Aqueduto do séc I a.C.

Frontinus se irritava com o excesso de funcionários (500 no total) pra tomar conta do abastecimento. Dizia ainda que se Roma investisse na redução do desperdício, no controle do desvio indevido da água e na manutenção dos túneis, não precisaria construir nenhum novo aqueduto por 500 anos (mas a população retraiu pra 40 mil habitantes e a crise hídrica não se instalou).

Outro grande problema era o rio que passava pela aldeia, um tal de Tibre. Os romanos criaram um gigantesco sistema de despejo de esgoto e poluíram em excesso o manancial. O nome dessa obra era Cloaca Máxima. Frontinus defendia que não devia ser assim. Lançou até o Programa Rio Tibre de Despoluição (ironia).

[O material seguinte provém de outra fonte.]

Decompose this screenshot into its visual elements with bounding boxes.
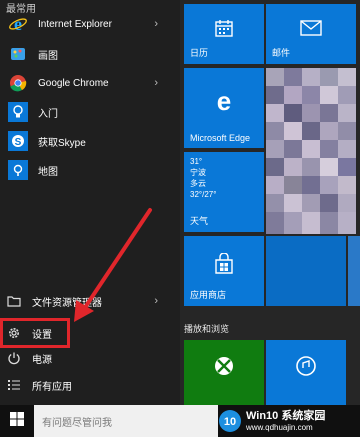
cortana-search-box[interactable]: 有问题尽管问我 xyxy=(34,405,218,437)
power-item[interactable]: 电源 xyxy=(0,345,180,371)
edge-icon: e xyxy=(211,86,237,116)
xbox-icon xyxy=(213,355,235,379)
weather-condition: 多云 xyxy=(190,179,206,188)
tile-calendar[interactable]: 日历 xyxy=(184,4,264,64)
tiles-pane: 日历 邮件 e Microsoft Edge 31° 宁波 多云 32°/27°… xyxy=(180,0,360,405)
tile-calendar-label: 日历 xyxy=(190,48,209,58)
tile-groove[interactable] xyxy=(266,340,346,405)
watermark-url: www.qdhuajin.com xyxy=(246,422,313,432)
win10-logo: 10 xyxy=(218,409,242,433)
tile-store[interactable]: 应用商店 xyxy=(184,236,264,306)
music-disc-icon xyxy=(295,355,317,379)
windows-logo-icon xyxy=(10,411,24,431)
all-apps-item[interactable]: 所有应用 xyxy=(0,372,180,398)
power-icon xyxy=(6,350,22,366)
all-apps-label: 所有应用 xyxy=(32,381,72,393)
tile-mail-label: 邮件 xyxy=(272,48,291,58)
tile-partial-right[interactable] xyxy=(348,236,360,306)
mosaic-image xyxy=(266,68,356,234)
tile-edge-label: Microsoft Edge xyxy=(190,133,251,143)
weather-range: 32°/27° xyxy=(190,190,217,199)
annotation-arrow xyxy=(74,208,152,322)
watermark-logo-text: 10 xyxy=(224,416,236,428)
section-play-and-browse: 播放和浏览 xyxy=(184,324,230,334)
start-menu-screen: 最常用 e Internet Explorer › 画图 Google Chro… xyxy=(0,0,360,437)
mail-icon xyxy=(300,20,322,38)
search-placeholder: 有问题尽管问我 xyxy=(42,417,112,429)
watermark-text: Win10 系统家园 www.qdhuajin.com xyxy=(246,409,326,432)
power-label: 电源 xyxy=(32,354,52,366)
tile-store-label: 应用商店 xyxy=(190,290,227,300)
tile-xbox[interactable] xyxy=(184,340,264,405)
list-icon xyxy=(6,377,22,393)
weather-city: 宁波 xyxy=(190,168,206,177)
win10-home-watermark: 10 Win10 系统家园 www.qdhuajin.com xyxy=(218,405,358,437)
tile-microsoft-edge[interactable]: e Microsoft Edge xyxy=(184,68,264,148)
tile-pixelated-blurred[interactable] xyxy=(266,68,356,234)
store-bag-icon xyxy=(213,252,235,277)
weather-temperature: 31° xyxy=(190,157,203,166)
calendar-icon xyxy=(214,18,234,40)
weather-info: 31° 宁波 多云 32°/27° xyxy=(190,156,216,200)
tile-weather[interactable]: 31° 宁波 多云 32°/27° 天气 xyxy=(184,152,264,232)
tile-blank[interactable] xyxy=(266,236,346,306)
watermark-title: Win10 系统家园 xyxy=(246,409,326,422)
svg-text:e: e xyxy=(217,88,231,114)
tile-weather-label: 天气 xyxy=(190,216,209,226)
start-button[interactable] xyxy=(0,405,34,437)
tile-mail[interactable]: 邮件 xyxy=(266,4,356,64)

E os hebreus/ judeus/ israelenses? Prodígios também. Três séculos antes de Cristo irrigaram o deserto de Neguev com canais de pedras e permanecem fornecendo água potável para Netanyahu e seguidores hoje em dia. Nos anos 60 eles transformaram um país de 20 mil km² (do tamanho da baixada santista) com 6 milhões de habitantes, cercado por montanhas de um lado e deserto do outro, em uma miríade de canais e poços e garantiram água pra todos (não abundante, mas sem racionamento). Os engenheiros hidráulicos e os agrônomos israelenses fizeram estágio aqui no Brasil nos anos 60 (piada) e desenvolveram uma técnica de irrigação de agricultura ultrasofisticadíssima que permite economizar 70% do consumo das grandes áreas de produção agrícola (o vilão responsável por ‘beber’ mais da metade das águas das cidades). A técnica chama-se “gotejamento”. Um cano furado acompanha a plantação. Simples, eficiente e econômico. Por isso ninguém do agronegócio tupiniquim adota.

Rio Tietê. 1930

E lá vou eu pro departamento de Geografia da USP e dou de cara com uma tese (anos 70) sobre os mananciais da cidade. Tamandatueí, Anhangabaú, Águas Espraiadas (o Maluf adora esse), etc. São Paulo é uma metrópole construída entre córregos e pântanos e cercada por dois monumentais rios: o Tietê (que já gastou 12 bilhões nos últimos 35 anos em despoluição) e o Pinheiros. O primeiro atravessa 45 km só na capital, com distâcia entre margens de 14 a 18 m. O segundo tem só 32 km com margens de 8 a 14 m. Mas não era assim. Na década de 50 os dois rios foram retificados. Os mil meandros desapareceram. Os lagos em volta foram tragados pelo cimento e asfalto das marginais. O Pinheiros ainda teve suas águas revertidas. Não deságua mais no Tietê. Caminha no sentido inverso para encher a represa Billings. Hoje estavam cheios: de água podre, merda e garrafas pet. Água tratada e potável como em Roma? Um sonho para 37% da população paulistana.

Obras da usina elevatória de traição. Rio Pinheiros

Talvez por isso não sou engenheiro. Porque vai que eu fizesse hidráulica. Iria trabalhar na Sabesp e passaria o dia todo dando desculpas esfarrapadas sobre o óbvio. Botaria a culpa no Santo. No mendigo que se lava na torneira da rua. Seria um mau caráter de cara lavada (enquanto houver água).

Até Jacó deu um poço pra José do Egito, seu filho. E eu não consegui entrar em 3 banheiros interditados por falta d’água na capital.